I have a paranoia of being alone. I used to get lost a lot when I was little, and there was one time that I got on a bus to go from school back to my neighborhood and I ended up in the wrong area for three hours. I hid behind a tree and then ran out when I saw my dad's car.

I have a fear of cigarettes with too much ash clinging to them. I have a small scar on one of my ankles from something like that.

I fear being burned, and I have a phobia of.... well.... priests. Nothing against them, just a bad run-in when I was younger, this also accounts for one of the reasons why friends are VERY reluctant to try to convert me.

I have a fear of TVs on carts. I got pushed over by one in sixth grade and it also got caught on my heel, much skin and a surprising amount of blood was shown.

I dislike most spiders, but I love Daddy Long Legs. I've had an entire group crawling all over me once.
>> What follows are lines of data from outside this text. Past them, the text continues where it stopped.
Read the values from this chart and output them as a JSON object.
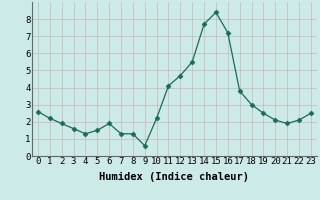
{
  "x": [
    0,
    1,
    2,
    3,
    4,
    5,
    6,
    7,
    8,
    9,
    10,
    11,
    12,
    13,
    14,
    15,
    16,
    17,
    18,
    19,
    20,
    21,
    22,
    23
  ],
  "y": [
    2.6,
    2.2,
    1.9,
    1.6,
    1.3,
    1.5,
    1.9,
    1.3,
    1.3,
    0.6,
    2.2,
    4.1,
    4.7,
    5.5,
    7.7,
    8.4,
    7.2,
    3.8,
    3.0,
    2.5,
    2.1,
    1.9,
    2.1,
    2.5
  ],
  "xlabel": "Humidex (Indice chaleur)",
  "ylim": [
    0,
    9
  ],
  "xlim": [
    -0.5,
    23.5
  ],
  "yticks": [
    0,
    1,
    2,
    3,
    4,
    5,
    6,
    7,
    8
  ],
  "xticks": [
    0,
    1,
    2,
    3,
    4,
    5,
    6,
    7,
    8,
    9,
    10,
    11,
    12,
    13,
    14,
    15,
    16,
    17,
    18,
    19,
    20,
    21,
    22,
    23
  ],
  "line_color": "#1a6b5a",
  "marker": "D",
  "marker_size": 2.5,
  "bg_color": "#cceae7",
  "grid_color_major": "#c8b8b8",
  "grid_color_minor": "#b8d8d5",
  "xlabel_fontsize": 7.5,
  "tick_fontsize": 6.5,
  "fig_width": 3.2,
  "fig_height": 2.0,
  "dpi": 100
}
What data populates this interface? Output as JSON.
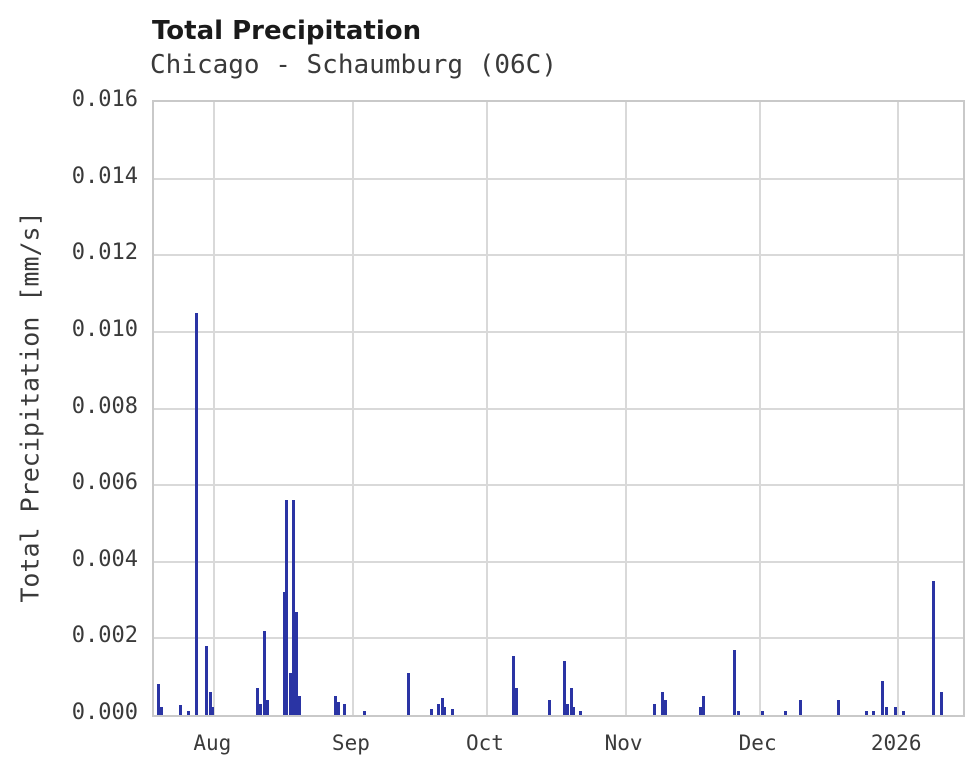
{
  "header": {
    "title": "Total Precipitation",
    "subtitle": "Chicago - Schaumburg (06C)"
  },
  "chart_data": {
    "type": "bar",
    "title": "Total Precipitation",
    "subtitle": "Chicago - Schaumburg (06C)",
    "xlabel": "",
    "ylabel": "Total Precipitation [mm/s]",
    "ylim": [
      0,
      0.016
    ],
    "grid": true,
    "legend": "none",
    "bar_color": "#2a34a4",
    "grid_color": "#d9d9d9",
    "border_color": "#c9c9c9",
    "y_ticks": [
      {
        "value": 0.0,
        "label": "0.000"
      },
      {
        "value": 0.002,
        "label": "0.002"
      },
      {
        "value": 0.004,
        "label": "0.004"
      },
      {
        "value": 0.006,
        "label": "0.006"
      },
      {
        "value": 0.008,
        "label": "0.008"
      },
      {
        "value": 0.01,
        "label": "0.010"
      },
      {
        "value": 0.012,
        "label": "0.012"
      },
      {
        "value": 0.014,
        "label": "0.014"
      },
      {
        "value": 0.016,
        "label": "0.016"
      }
    ],
    "xlim_days": [
      -13.5,
      167.5
    ],
    "x_ticks": [
      {
        "label": "Aug",
        "day": 0
      },
      {
        "label": "Sep",
        "day": 31
      },
      {
        "label": "Oct",
        "day": 61
      },
      {
        "label": "Nov",
        "day": 92
      },
      {
        "label": "Dec",
        "day": 122
      },
      {
        "label": "2026",
        "day": 153
      }
    ],
    "points": [
      {
        "date": "Jul 19",
        "day": -12.5,
        "value": 0.0008
      },
      {
        "date": "Jul 20",
        "day": -11.9,
        "value": 0.0002
      },
      {
        "date": "Jul 24",
        "day": -7.6,
        "value": 0.00025
      },
      {
        "date": "Jul 26",
        "day": -5.8,
        "value": 0.0001
      },
      {
        "date": "Jul 28",
        "day": -4.1,
        "value": 0.0105
      },
      {
        "date": "Jul 30",
        "day": -1.7,
        "value": 0.0018
      },
      {
        "date": "Jul 31",
        "day": -0.9,
        "value": 0.0006
      },
      {
        "date": "Jul 31",
        "day": -0.3,
        "value": 0.0002
      },
      {
        "date": "Aug 10",
        "day": 9.7,
        "value": 0.0007
      },
      {
        "date": "Aug 11",
        "day": 10.3,
        "value": 0.0003
      },
      {
        "date": "Aug 12",
        "day": 11.3,
        "value": 0.0022
      },
      {
        "date": "Aug 12",
        "day": 11.9,
        "value": 0.0004
      },
      {
        "date": "Aug 16",
        "day": 15.6,
        "value": 0.0032
      },
      {
        "date": "Aug 17",
        "day": 16.2,
        "value": 0.0056
      },
      {
        "date": "Aug 18",
        "day": 17.0,
        "value": 0.0011
      },
      {
        "date": "Aug 18",
        "day": 17.8,
        "value": 0.0056
      },
      {
        "date": "Aug 19",
        "day": 18.4,
        "value": 0.0027
      },
      {
        "date": "Aug 20",
        "day": 19.0,
        "value": 0.0005
      },
      {
        "date": "Aug 28",
        "day": 27.0,
        "value": 0.0005
      },
      {
        "date": "Aug 28",
        "day": 27.8,
        "value": 0.00035
      },
      {
        "date": "Aug 30",
        "day": 29.2,
        "value": 0.0003
      },
      {
        "date": "Sep 3",
        "day": 33.5,
        "value": 0.0001
      },
      {
        "date": "Sep 13",
        "day": 43.4,
        "value": 0.0011
      },
      {
        "date": "Sep 18",
        "day": 48.5,
        "value": 0.00015
      },
      {
        "date": "Sep 20",
        "day": 50.2,
        "value": 0.0003
      },
      {
        "date": "Sep 21",
        "day": 51.0,
        "value": 0.00045
      },
      {
        "date": "Sep 21",
        "day": 51.6,
        "value": 0.0002
      },
      {
        "date": "Sep 23",
        "day": 53.2,
        "value": 0.00015
      },
      {
        "date": "Oct 7",
        "day": 67.0,
        "value": 0.00155
      },
      {
        "date": "Oct 7",
        "day": 67.6,
        "value": 0.0007
      },
      {
        "date": "Oct 15",
        "day": 75.0,
        "value": 0.0004
      },
      {
        "date": "Oct 18",
        "day": 78.3,
        "value": 0.0014
      },
      {
        "date": "Oct 19",
        "day": 79.1,
        "value": 0.0003
      },
      {
        "date": "Oct 19",
        "day": 79.8,
        "value": 0.0007
      },
      {
        "date": "Oct 20",
        "day": 80.4,
        "value": 0.0002
      },
      {
        "date": "Oct 22",
        "day": 82.0,
        "value": 0.0001
      },
      {
        "date": "Nov 7",
        "day": 98.5,
        "value": 0.0003
      },
      {
        "date": "Nov 9",
        "day": 100.2,
        "value": 0.0006
      },
      {
        "date": "Nov 9",
        "day": 100.9,
        "value": 0.0004
      },
      {
        "date": "Nov 17",
        "day": 108.8,
        "value": 0.0002
      },
      {
        "date": "Nov 18",
        "day": 109.4,
        "value": 0.0005
      },
      {
        "date": "Nov 25",
        "day": 116.4,
        "value": 0.0017
      },
      {
        "date": "Nov 26",
        "day": 117.2,
        "value": 0.0001
      },
      {
        "date": "Dec 2",
        "day": 122.7,
        "value": 0.0001
      },
      {
        "date": "Dec 7",
        "day": 127.8,
        "value": 0.0001
      },
      {
        "date": "Dec 10",
        "day": 131.2,
        "value": 0.0004
      },
      {
        "date": "Dec 18",
        "day": 139.7,
        "value": 0.0004
      },
      {
        "date": "Dec 25",
        "day": 146.0,
        "value": 0.0001
      },
      {
        "date": "Dec 26",
        "day": 147.5,
        "value": 0.0001
      },
      {
        "date": "Dec 28",
        "day": 149.6,
        "value": 0.0009
      },
      {
        "date": "Dec 29",
        "day": 150.3,
        "value": 0.0002
      },
      {
        "date": "Dec 31",
        "day": 152.5,
        "value": 0.0002
      },
      {
        "date": "Jan 2",
        "day": 154.2,
        "value": 0.0001
      },
      {
        "date": "Jan 8",
        "day": 161.0,
        "value": 0.0035
      },
      {
        "date": "Jan 10",
        "day": 162.6,
        "value": 0.0006
      }
    ]
  }
}
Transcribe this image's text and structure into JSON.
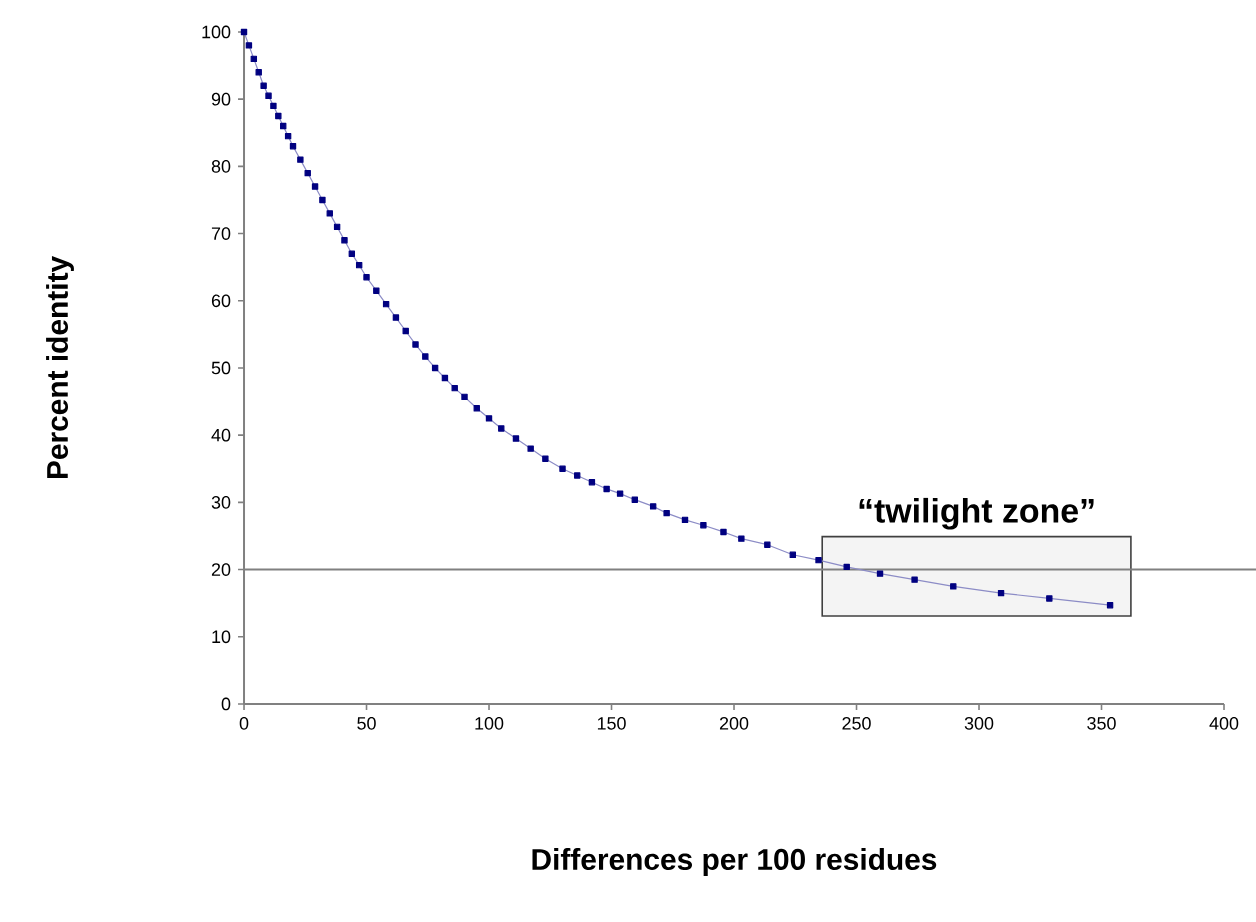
{
  "chart_data": {
    "type": "line",
    "xlabel": "Differences per 100 residues",
    "ylabel": "Percent identity",
    "x": [
      0,
      2,
      4,
      6,
      8,
      10,
      12,
      14,
      16,
      18,
      20,
      23,
      26,
      29,
      32,
      35,
      38,
      41,
      44,
      47,
      50,
      54,
      58,
      62,
      66,
      70,
      74,
      78,
      82,
      86,
      90,
      95,
      100,
      105,
      111,
      117,
      123,
      130,
      136,
      142,
      148,
      153.5,
      159.5,
      167,
      172.5,
      180,
      187.5,
      195.7,
      203,
      213.6,
      224,
      234.5,
      246,
      259.6,
      273.7,
      289.5,
      309,
      328.7,
      353.5
    ],
    "series": [
      {
        "color": "#000080",
        "values": [
          100,
          98,
          96,
          94,
          92,
          90.5,
          89,
          87.5,
          86,
          84.5,
          83,
          81,
          79,
          77,
          75,
          73,
          71,
          69,
          67,
          65.3,
          63.5,
          61.5,
          59.5,
          57.5,
          55.5,
          53.5,
          51.7,
          50,
          48.5,
          47,
          45.7,
          44,
          42.5,
          41,
          39.5,
          38,
          36.5,
          35,
          34,
          33,
          32,
          31.3,
          30.4,
          29.4,
          28.4,
          27.4,
          26.6,
          25.6,
          24.6,
          23.7,
          22.2,
          21.4,
          20.4,
          19.4,
          18.5,
          17.5,
          16.5,
          15.7,
          14.7
        ]
      }
    ],
    "marker": "square",
    "line_style": "solid",
    "xlim": [
      0,
      400
    ],
    "xticks": [
      0,
      50,
      100,
      150,
      200,
      250,
      300,
      350,
      400
    ],
    "ylim": [
      0,
      100
    ],
    "yticks": [
      0,
      10,
      20,
      30,
      40,
      50,
      60,
      70,
      80,
      90,
      100
    ],
    "ref_lines": [
      {
        "axis": "y",
        "value": 20,
        "color": "#808080"
      }
    ],
    "bands": [
      {
        "axis": "x",
        "from": 236,
        "to": 362,
        "label": "“twilight zone”",
        "color": "#404040"
      }
    ]
  }
}
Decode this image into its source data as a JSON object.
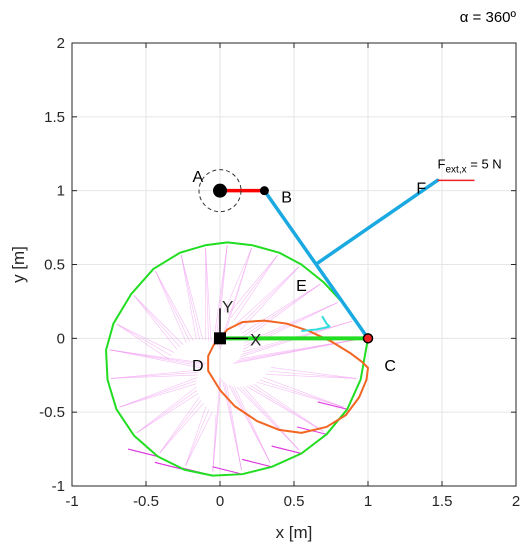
{
  "chart_data": {
    "type": "line",
    "title": "",
    "corner_label": "α = 360º",
    "xlabel": "x [m]",
    "ylabel": "y [m]",
    "xlim": [
      -1,
      2
    ],
    "ylim": [
      -1,
      2
    ],
    "xticks": [
      -1,
      -0.5,
      0,
      0.5,
      1,
      1.5,
      2
    ],
    "yticks": [
      -1,
      -0.5,
      0,
      0.5,
      1,
      1.5,
      2
    ],
    "xtick_labels": [
      "-1",
      "-0.5",
      "0",
      "0.5",
      "1",
      "1.5",
      "2"
    ],
    "ytick_labels": [
      "-1",
      "-0.5",
      "0",
      "0.5",
      "1",
      "1.5",
      "2"
    ],
    "grid": true,
    "points": [
      {
        "label": "A",
        "x": 0,
        "y": 1,
        "label_x": -0.15,
        "label_y": 1.1
      },
      {
        "label": "B",
        "x": 0.3,
        "y": 1,
        "label_x": 0.45,
        "label_y": 0.96
      },
      {
        "label": "C",
        "x": 1,
        "y": 0,
        "label_x": 1.15,
        "label_y": -0.18
      },
      {
        "label": "D",
        "x": 0,
        "y": 0,
        "label_x": -0.15,
        "label_y": -0.18
      },
      {
        "label": "E",
        "x": 0.66,
        "y": 0.51,
        "label_x": 0.55,
        "label_y": 0.36
      },
      {
        "label": "F",
        "x": 1.47,
        "y": 1.07,
        "label_x": 1.36,
        "label_y": 1.02
      }
    ],
    "force": {
      "label_main": "F",
      "label_sub": "ext,x",
      "label_rest": " = 5 N",
      "x0": 1.47,
      "y0": 1.07,
      "x1": 1.72,
      "y1": 1.07
    },
    "frame": {
      "origin_x": 0,
      "origin_y": 0,
      "x_label": "X",
      "y_label": "Y"
    },
    "links": [
      {
        "name": "crank-AB",
        "color": "#ff0000",
        "x": [
          0,
          0.3
        ],
        "y": [
          1,
          1
        ]
      },
      {
        "name": "coupler-BC",
        "color": "#1aa9e0",
        "x": [
          0.3,
          1
        ],
        "y": [
          1,
          0
        ]
      },
      {
        "name": "rocker-EF",
        "color": "#1aa9e0",
        "x": [
          0.66,
          1.47
        ],
        "y": [
          0.51,
          1.07
        ]
      },
      {
        "name": "ground-DC",
        "color": "#22dd22",
        "x": [
          0,
          1
        ],
        "y": [
          0,
          0
        ]
      }
    ],
    "series": [
      {
        "name": "",
        "color": "#22dd22",
        "x": [
          1.0,
          0.92,
          0.82,
          0.7,
          0.55,
          0.4,
          0.22,
          0.05,
          -0.1,
          -0.27,
          -0.45,
          -0.6,
          -0.72,
          -0.77,
          -0.76,
          -0.7,
          -0.58,
          -0.42,
          -0.24,
          -0.05,
          0.15,
          0.35,
          0.55,
          0.72,
          0.86,
          0.95,
          1.0
        ],
        "y": [
          0.0,
          0.12,
          0.25,
          0.38,
          0.5,
          0.58,
          0.63,
          0.65,
          0.63,
          0.58,
          0.47,
          0.3,
          0.1,
          -0.08,
          -0.28,
          -0.48,
          -0.66,
          -0.8,
          -0.89,
          -0.93,
          -0.92,
          -0.87,
          -0.78,
          -0.65,
          -0.48,
          -0.28,
          0.0
        ]
      },
      {
        "name": "",
        "color": "#f26522",
        "x": [
          0.0,
          0.05,
          0.15,
          0.3,
          0.45,
          0.6,
          0.75,
          0.88,
          0.96,
          1.0,
          0.99,
          0.94,
          0.85,
          0.72,
          0.55,
          0.4,
          0.25,
          0.1,
          0.0,
          -0.08,
          -0.08,
          -0.04,
          0.0
        ],
        "y": [
          0.0,
          0.06,
          0.11,
          0.12,
          0.1,
          0.05,
          -0.02,
          -0.1,
          -0.16,
          -0.2,
          -0.28,
          -0.4,
          -0.52,
          -0.6,
          -0.64,
          -0.62,
          -0.56,
          -0.46,
          -0.35,
          -0.22,
          -0.12,
          -0.04,
          0.0
        ]
      },
      {
        "name": "",
        "color": "#33dddd",
        "x": [
          0.55,
          0.6,
          0.65,
          0.7,
          0.74,
          0.72,
          0.69
        ],
        "y": [
          0.05,
          0.055,
          0.06,
          0.07,
          0.08,
          0.1,
          0.15
        ]
      }
    ]
  }
}
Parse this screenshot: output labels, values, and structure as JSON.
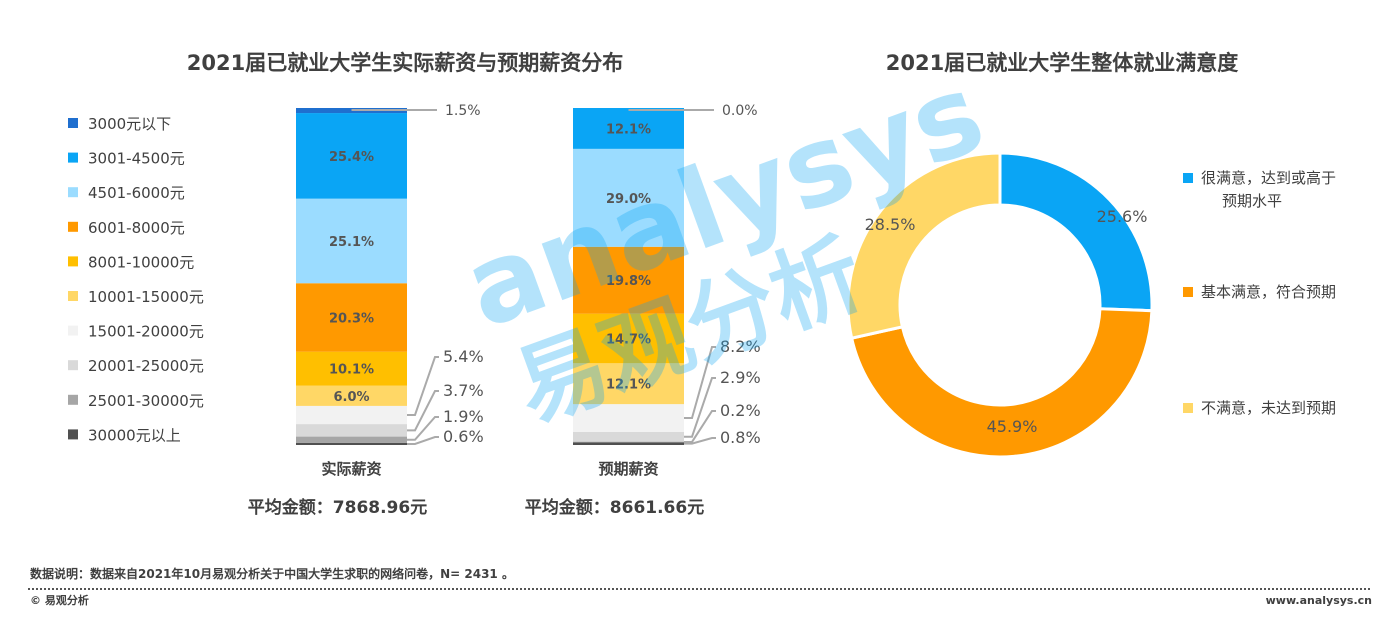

I saved the best for last:

I have a subconscious fear of needles. I'm not consciously afraid of them anymore, because I've had to deal with them so much. But subconsciously I still fear them, to a point where I will pass out six seconds after having a needle in me sometimes. Yes. Six seconds. that's the average time. I'm slowly getting over that, getting piercings helps me with it. Plus watching people get piercings helps. YAY FOR TATTOO PARLORS.
 
Despite my rampant vanity, my real fear is... mirrors. Particularly, mirrors in the dark. If seeing a shadowy mockery of myself isn't scary enough, the creepy feeling that it's moving just a bit slower than I am, as if it's not a reflection at all, but something copying me, sends shivers all over my spine. I can't stay in a dark room with a mirror in it for long.